It was particularly sad for this writer, as I have a vivid memory of him performing at Ronnie Scott's in the early 1960s. He was among the first American musicians to play in the UK after a ban on foreign players was lifted by the musician's union. Primed as I was by the tenor playing of Ronnie Scott and Tubby Hayes, I was astonished at the power and invention of Griffin's playing, the torrent of ideas pouring out for chorus after chorus while the British rhythm section struggled to keep up with him. I bought and cherished many of his subsequent recordings but they never quite captured the live experience. He came to be known as "the world's fastest saxophonist," in fact he was once quoted as saying: "I like to play fast.
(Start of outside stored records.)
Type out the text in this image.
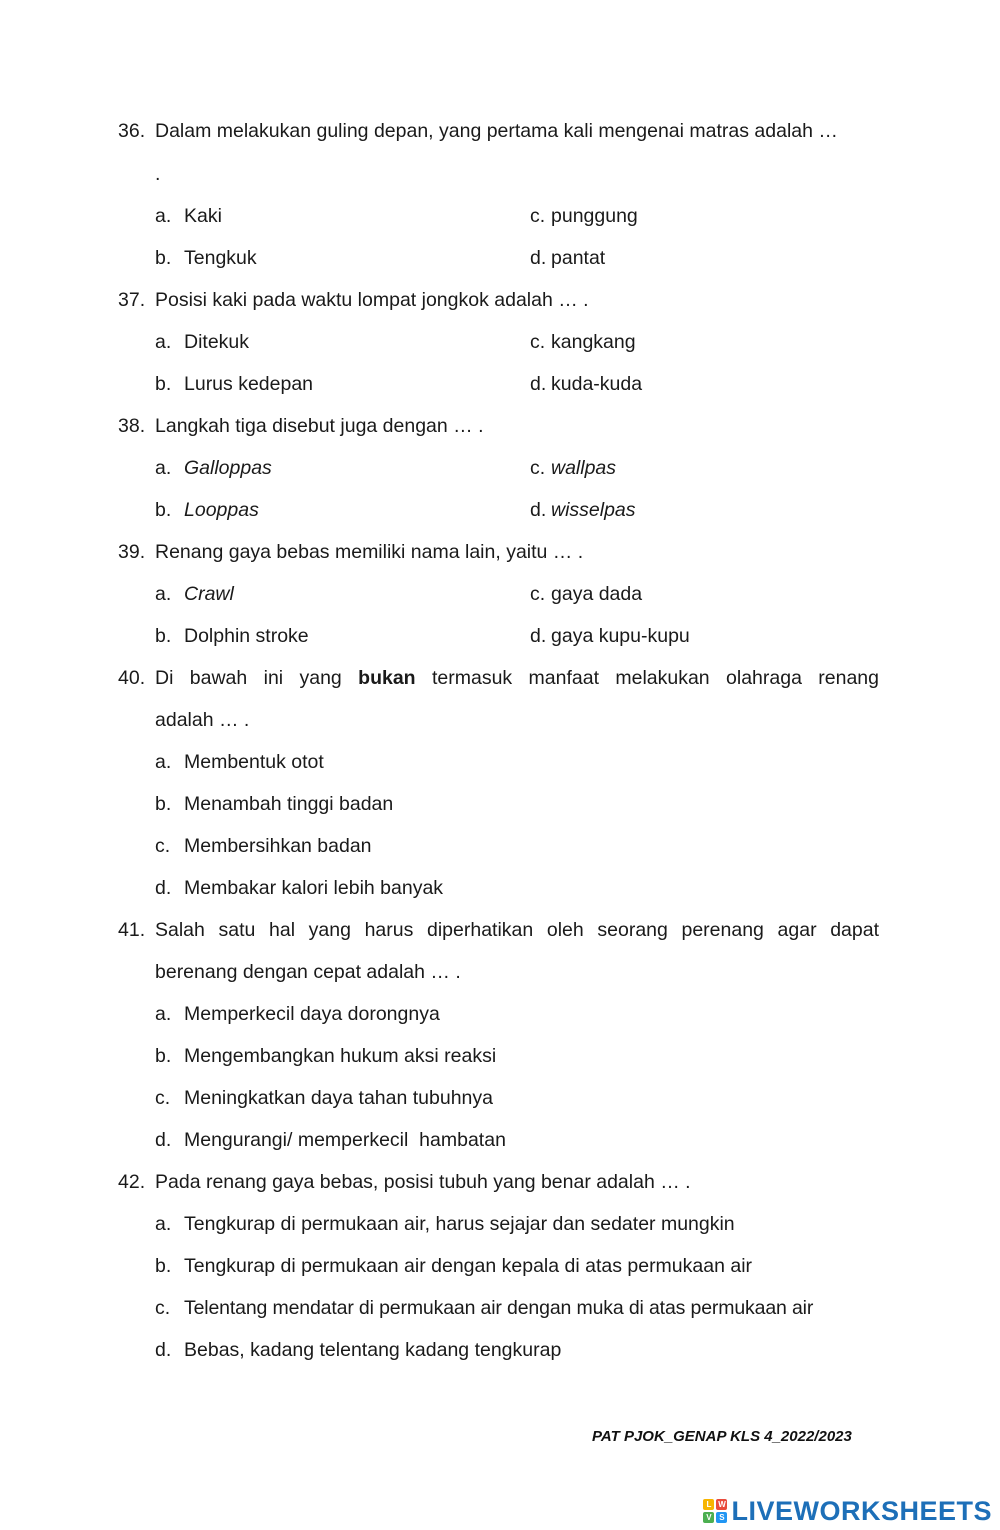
36. Dalam melakukan guling depan, yang pertama kali mengenai matras adalah …
.
a. Kaki	c. punggung
b. Tengkuk	d. pantat
37. Posisi kaki pada waktu lompat jongkok adalah … .
a. Ditekuk	c. kangkang
b. Lurus kedepan	d. kuda-kuda
38. Langkah tiga disebut juga dengan … .
a. Galloppas	c. wallpas
b. Looppas	d. wisselpas
39. Renang gaya bebas memiliki nama lain, yaitu … .
a. Crawl	c. gaya dada
b. Dolphin stroke	d. gaya kupu-kupu
40. Di bawah ini yang bukan termasuk manfaat melakukan olahraga renang
adalah … .
a. Membentuk otot
b. Menambah tinggi badan
c. Membersihkan badan
d. Membakar kalori lebih banyak
41. Salah satu hal yang harus diperhatikan oleh seorang perenang agar dapat
berenang dengan cepat adalah … .
a. Memperkecil daya dorongnya
b. Mengembangkan hukum aksi reaksi
c. Meningkatkan daya tahan tubuhnya
d. Mengurangi/ memperkecil  hambatan
42. Pada renang gaya bebas, posisi tubuh yang benar adalah … .
a. Tengkurap di permukaan air, harus sejajar dan sedater mungkin
b. Tengkurap di permukaan air dengan kepala di atas permukaan air
c. Telentang mendatar di permukaan air dengan muka di atas permukaan air
d. Bebas, kadang telentang kadang tengkurap
PAT PJOK_GENAP KLS 4_2022/2023
L W
V S LIVEWORKSHEETS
I get excited, and I have to sort of control myself, restrain myself. But when the rhythm section gets cooking, I want to explode." But this overlooks other facets of his playing: his gorgeous tone, his perfect intonation, his gritty blues inflections, his sense of humor.
Born in Chicago in 1928, Griffin attended DuSable High School, the same school as Nat King Cole and Dinah Washington. He took to music early under the tutelage of music director Walter Dyett, starting out on clarinet before moving on to oboe and then alto sax. At age 15 he was playing with T-Bone Walker in a band led by Walker's brother, and three days after graduating from DuSable he joined Lionel Hampton's big band. It was Hampton who had him switch from alto to tenor sax, and helped shape his early style by seating him next to Arnett Cobb. Griffin's first recordings were with Hampton's band.
After a stint in the army, Griffin returned to Chicago and then New York, spending the 1950s building his reputation in the company of the leading performers of that era. He joined Art Blakey and the Jazz Messengers in 1957, participating on a memorable recording that brought Thelonius Monk together with Blakey's group. Subsequently, when John Coltrane was incapacitated, Griffin was brought in to replace him in Monk's quartet at New York's Five Spot. The live recording that resulted, "Thelonious Monk at the Five Spot," contains extended tenor solos that come close to capturing the power of his best work.
Signed to Blue Note records, Griffin made three critically-acclaimed recordings under his own name, before Orrin Keepnews captured him for the Riverside label. He was paired with the very best players: Clark Terry, Wynton Kelly, Paul Chambers, Philly Joe Jones, Curly Russell, Max Roach, John Coltrane, Hank Mobley, and produced work of consistent quality. From 1960 to 1962 he and Eddie "Lockjaw" Davis explored the "tough tenors" concept with their own quintet, recording several albums together.
In 1963, Griffin became part of a trend that found American jazz musicians such as Dexter Gordon, Leo Wright, Sahib Shihab, Kenny Clarke and others leaving the US for greener pastures in Europe, where they were more appreciated and could enjoy a more agreeable lifestyle, free from the constant hassles and discrimination they found in Chicago and New York. Unlike Gordon, Griffin never returned, other than for brief visits. He settled in France, moved to the Netherlands for a while, then returned to France where he made his home for the last 24 years in the town of Availles-Limouzine. He appeared regularly as a soloist at jazz clubs throughout Europe, hooked up with visiting Americans such as Dizzy Gillespie, Nat Adderley, and Gerry Mulligan, formed tenor sax pairings with Ronnie Scott and again with "Lockjaw" Davis, and was a regular member of several European jazz orchestras such as the Kenny Clarke-Francy Boland Big Band and a group led by Peter Herbolzheimer. Employing the cream of European jazz artists such as Scott, "Toots" Thielemans, vocalist Rita Reys, and bassist Niels-Henning Orsted Pedersen, along with expatriate and visiting Americans that included Herb Geller, Stan Getz, Art Farmer, Slide Hampton and Grady Tate, with Quincy Jones as arranger, these outfits performed at a very high level, and they had a first-rate soloist in Johnny Griffin.
Undoubtedly, had he stayed in the US, Johnny Griffin would have received far more recognition; perhaps he could have become an NEA Jazz Master. Maybe now he will be voted, posthumously, into the Down Beat Hall Of Fame. He certainly deserves it; he was a master of the tough, no-nonsense, (no doubling!), straight-down-the-middle, blues-drenched, no-tempo-too-fast- but-I-can-also-play-a-ballad school of tenor saxophone playing. But he gave up all the polls and awards for a lifestyle amid the beauty of western France, in an environment where jazz is still thought of as a major art form worth supporting and preserving. Who can blame him? He will be missed in France. Let's just hope he will be remembered in America as well.
Note: Griffin is the subject of a recent book by Mike Hennessey, entitled "The Little Giant: The Story of Johnny Griffin." London: Northway Publications, 2008.